UK DB pension schemes' surplus falls by £40bn

The funding surplus of the UK’s 5,300 corporate defined benefit pension schemes dropped from £50bn to £10bn in July, according to PricewaterhouseCoopers (PwC).

The firm’s Pension Funding Index showed that the drop was driven by growth in liability values, which increased by £80bn from June's reading to £1,840bn amid falling gilt yields.

This was partially offset by asset values increasing by £40bn to £1,850bn.

The index has now avoided showing a deficit for six months straight, having gone into surplus for the first time in May following two months of a neutral funding position.
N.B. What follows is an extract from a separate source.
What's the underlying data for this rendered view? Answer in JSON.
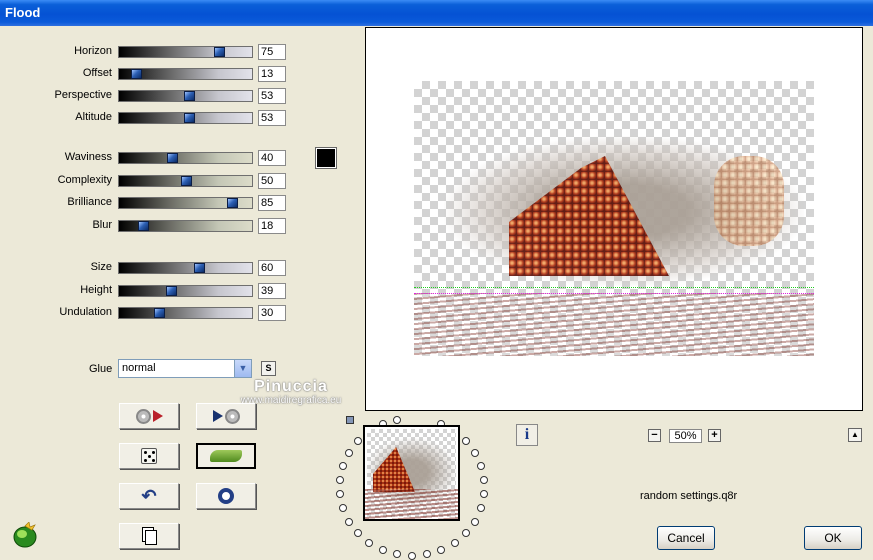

Meanwhile, PwC’s Adjusted Funding Index, which incorporates strategic changes available for most pension funds, including a move away from low-yielding gilt investments to higher-return, income-generating assets showed a £190bn surplus for July, down from £230bn in June.

It added that the index had also used a different, more realistic approach for the longevity assumption, noting that The Pensions Regulator had stated in its Annual Funding Statement that assumptions for life expectancy would need careful consideration as a result of the uncertainty brought by Covid-19.

PwC partner and global head of pensions, Raj Mody, explained that leaving longevity assumptions unchanged at the next valuation “could do more harm than good” as it would mean failing to take into account “the latest data”.

He continued: “Where part of the assumptions relate to future long-term forecasting and where it’s as much an estimate as informed by data, it’s even more important not to settle for ‘what you did last time’.

“If trustees and sponsors approached all their actuarial assumptions like that, then pension scheme strategies would end up wildly out of kilter with real-life needs. It’s crucial to make the most informed decision you can at any given time.

“The risk with just sticking with old forecasts is that it could require excess money being paid irreversibly into schemes in the short term, to fund prospective life expectancy improvements which are decades out and may not even happen. This might be appropriate for some schemes, but it’s unlikely to be right for the majority.”